"Kadınlar hayatlarının kurban edildiği evlilik ve toplum sunağını koca, çocuk, ev, çeyizle süslüyorlar. Ben de öyleydim. Şantaj kurbanı olmasam, ölümcül bir hastalığın pençesine düşmesem, bu dünyadaki vaktim azalmasa, öyle kalmaya devam edecektim."
Şebnem İşigüzel'in gene keyifle okuduğum kitabı İyilik, 35 yaşındaki bir diş doktorunun, vücudunu sinsice saran kanser hastalığını öğrenmesiyle başlar. Evet, kahramanımız kanserdir ve çok az ömrü kalmıştır.
Değişik ve gizliliklerle örülü bir hayatı vardır. Evlidir ve eşinin ilk evliliğinden sakat olan kızı Deniz'e annelik yapmaktadır. Diş doktorudur, ama sahte diplomayla bu mesleğini sürdürmektedir. Hastalığını herkesten saklayarak, tedavi olmayı da kabul etmeyerek, son günlerini kiralık bir odada, geçmişiyle hesaplaşarak ve anı yaşayarak tamamlamaya çalışan kahramanımıza, okurken hem üzülecek, hem kızacak hem de anlamaya çalışacaksınız benim gibi.
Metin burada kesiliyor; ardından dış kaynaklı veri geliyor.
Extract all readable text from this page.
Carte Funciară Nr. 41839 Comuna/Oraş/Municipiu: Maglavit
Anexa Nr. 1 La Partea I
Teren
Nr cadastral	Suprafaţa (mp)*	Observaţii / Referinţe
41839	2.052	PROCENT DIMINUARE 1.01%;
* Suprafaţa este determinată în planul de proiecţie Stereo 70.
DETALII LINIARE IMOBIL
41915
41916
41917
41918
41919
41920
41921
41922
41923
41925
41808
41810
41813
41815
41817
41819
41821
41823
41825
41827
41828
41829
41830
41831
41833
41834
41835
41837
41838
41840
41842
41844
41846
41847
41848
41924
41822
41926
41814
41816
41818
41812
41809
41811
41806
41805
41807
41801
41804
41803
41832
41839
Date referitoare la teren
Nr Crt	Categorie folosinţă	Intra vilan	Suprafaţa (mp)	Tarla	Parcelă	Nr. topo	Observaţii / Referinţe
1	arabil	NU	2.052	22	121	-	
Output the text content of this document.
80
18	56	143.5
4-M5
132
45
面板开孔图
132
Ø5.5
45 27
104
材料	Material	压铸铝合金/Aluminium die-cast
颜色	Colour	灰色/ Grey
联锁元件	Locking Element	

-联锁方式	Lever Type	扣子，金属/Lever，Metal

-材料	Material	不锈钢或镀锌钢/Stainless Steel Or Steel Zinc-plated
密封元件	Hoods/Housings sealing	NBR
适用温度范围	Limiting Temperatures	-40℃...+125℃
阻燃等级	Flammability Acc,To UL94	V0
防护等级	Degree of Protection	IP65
Fakir bir mahallede mütevazı bir çocukluk geçirmişken, Nişantaşı'nın ışıltılı sokaklarında markalı bir hayatın kucağına oturtan koşulları içimizi kanartarak okutuyor yazarımız, gene betimlemeleriyle, kelime oyunlarıyla can katarak.
"'Yaşamak ne?' diye sorarsanız benim gibi hayatın sonuna gelmiş birisine, 'Devasa bir hatırlama faaliyeti' derim size. Olaylar, insanlar, sözler, duygular, hisler. Yaşamak hatırlamaktır. İlerisi için."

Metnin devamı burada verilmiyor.